Cash Converters headed for an up to $4m loss
A torrid year headlined by economic instability and a damaging class action payout has seen retailer and payday lender Cash Converters headed for a loss.
In a pre-results release, Cash Converters revealed to investors that it expects to poll a net profit loss of anywhere between $2m and $4m after tax. The announcement comes just one year after the iconic pawnbroker franchise posted a $22.5m profit result.
Cash Converters class action
By far the biggest factor impacting Cash Converter’s projected loss was a $16.4m class action settlement, paid in November 2018.
While the class action was accounted for, a further trial still looms large over the pawnbroker and payday lender’s head. In its pre-result release, Cash Converters revealed that it continues to incur legal fees associated with the defence of the action, with spend climbing upwards of $3.2m.
Despite the significant profit hit, Cash Converters reported that revenue was up by eight per cent in FY2019 to $283m. However, growth in the auto lending and personal loan books had also come with an associated increase in bad debt expense.
With demand for fast-approval loans steadily rising, Cash Converter’s foray into the market has come with some contention.
In December last year, a Senate hearing probed Cash Converters’ same day loan offering, suggesting it may have taken advantage of vulnerable consumers.

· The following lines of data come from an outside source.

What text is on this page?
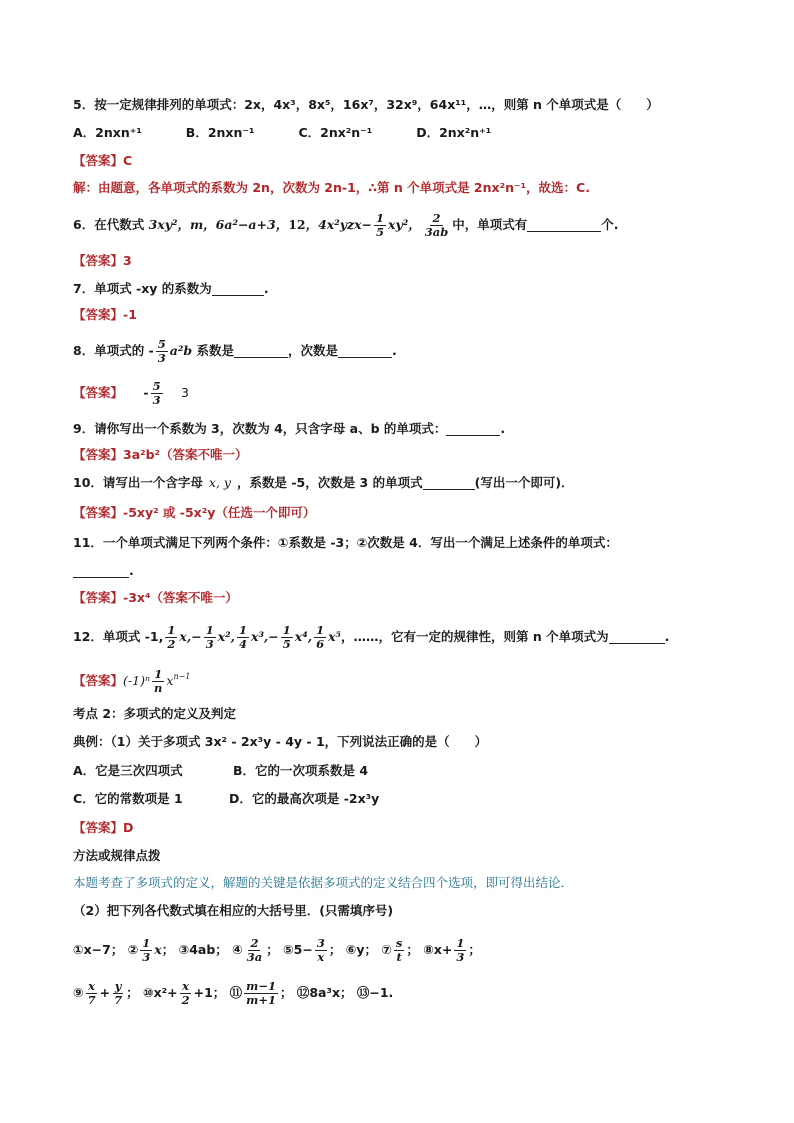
5．按一定规律排列的单项式：2x，4x³，8x⁵，16x⁷，32x⁹，64x¹¹，…，则第 n 个单项式是（　　）
A．2nxn⁺¹	B．2nxn⁻¹	C．2nx²n⁻¹	D．2nx²n⁺¹
【答案】C
解：由题意，各单项式的系数为 2n，次数为 2n-1，∴第 n 个单项式是 2nx²n⁻¹，故选：C.
6．在代数式 3xy²，m，6a²−a+3，12，$4x^2yzx- \frac{1}{5} xy^2$， $\frac{2}{3ab}$ 中，单项式有	个.
【答案】3
7．单项式 -xy 的系数为	.
【答案】-1
8．单项式的 - $\frac{5}{3} a^2b$ 系数是	，次数是	.
【答案】 - $\frac{5}{3} 3$
9．请你写出一个系数为 3，次数为 4，只含字母 a、b 的单项式：	.
【答案】3a²b²（答案不唯一）
10．请写出一个含字母 x, y ，系数是 -5，次数是 3 的单项式	(写出一个即可)．
【答案】-5xy² 或 -5x²y（任选一个即可）
11．一个单项式满足下列两个条件：①系数是 -3；②次数是 4．写出一个满足上述条件的单项式：
.
【答案】-3x⁴（答案不唯一）
12．单项式 -1, $\frac{1}{2} x,- \frac{1}{3} x^2$, $\frac{1}{4} x^3,- \frac{1}{5} x^4$, $\frac{1}{6} x^5$，……，它有一定的规律性，则第 n 个单项式为	.
【答案】$(-1)^n \frac{1}{n} x^{n-1}$
考点 2：多项式的定义及判定
典例：（1）关于多项式 3x² - 2x³y - 4y - 1，下列说法正确的是（　　）
A．它是三次四项式	B．它的一次项系数是 4
C．它的常数项是 1	D．它的最高次项是 -2x³y
【答案】D
方法或规律点拨
本题考查了多项式的定义，解题的关键是依据多项式的定义结合四个选项，即可得出结论．
（2）把下列各代数式填在相应的大括号里．(只需填序号)
①x−7； ② $\frac{1}{3}$ x； ③4ab； ④ $\frac{2}{3a}$ ； ⑤5− $\frac{3}{x}$ ； ⑥y； ⑦ $\frac{s}{t}$ ； ⑧x+ $\frac{1}{3}$ ；
⑨ $\frac{x}{7} + \frac{y}{7}$ ； ⑩x²+ $\frac{x}{2} +1$； ⑪ $\frac{m-1}{m+1}$ ； ⑫8a³x； ⑬−1.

It wasn’t the first time accusations had rumbled. Back in 2016, Cash Converters was hit with an enforceable undertaking by the corporate regulator, which demanded a review of the lender’s practises.
With fresh CEO, Brendan White now at the helm, it seems some milestones are being ticked off, however it may be some time before Cash Converters sees a return. In its latest release, the brand revealed that management had conducted a review of its credit scorecards in the second half of the financial year, tightening approval criteria.

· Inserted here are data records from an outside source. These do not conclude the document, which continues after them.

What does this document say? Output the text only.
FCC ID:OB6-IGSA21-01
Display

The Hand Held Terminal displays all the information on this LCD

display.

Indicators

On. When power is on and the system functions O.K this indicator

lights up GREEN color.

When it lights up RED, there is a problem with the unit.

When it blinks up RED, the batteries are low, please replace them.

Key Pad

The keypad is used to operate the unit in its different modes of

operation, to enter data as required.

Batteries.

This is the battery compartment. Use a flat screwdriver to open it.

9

At an approximate cost of $5m, Cash Converters engaged external consultants to conduct reviews of the unsecured personal finance loan books, with some loans written off.
“Since joining the Company in March 2019 I have had the opportunity to review the business operations and meet many of our loyal customers and colleagues,” White said.
“Cash Converters enjoys a unique position in the community, servicing over 750,000 active customers across our business segments. As reflected by a strong Net Promoter Score, our customers remain the central focus of our business and we continue to strive to deliver a customer experience that exceeds expectations.”
Cash Converters future
While the costs associated with Cash Converters’ ongoing restructuring process continue to climb, now hitting $1.4m, the CEO revealed that focus on technological initiatives would help drive future progress for the chain’s 150 Australian locations.
“By further leveraging our technology platform, digital channels and extensive store network we will continue to build upon the momentum of revenue growth and operational efficiencies in 2019, thereby delivering value for all stakeholders in the year ahead,” he said.
“I look forward to updating the market further on our emerging business strategy when the full year audited results are delivered towards the end of August.”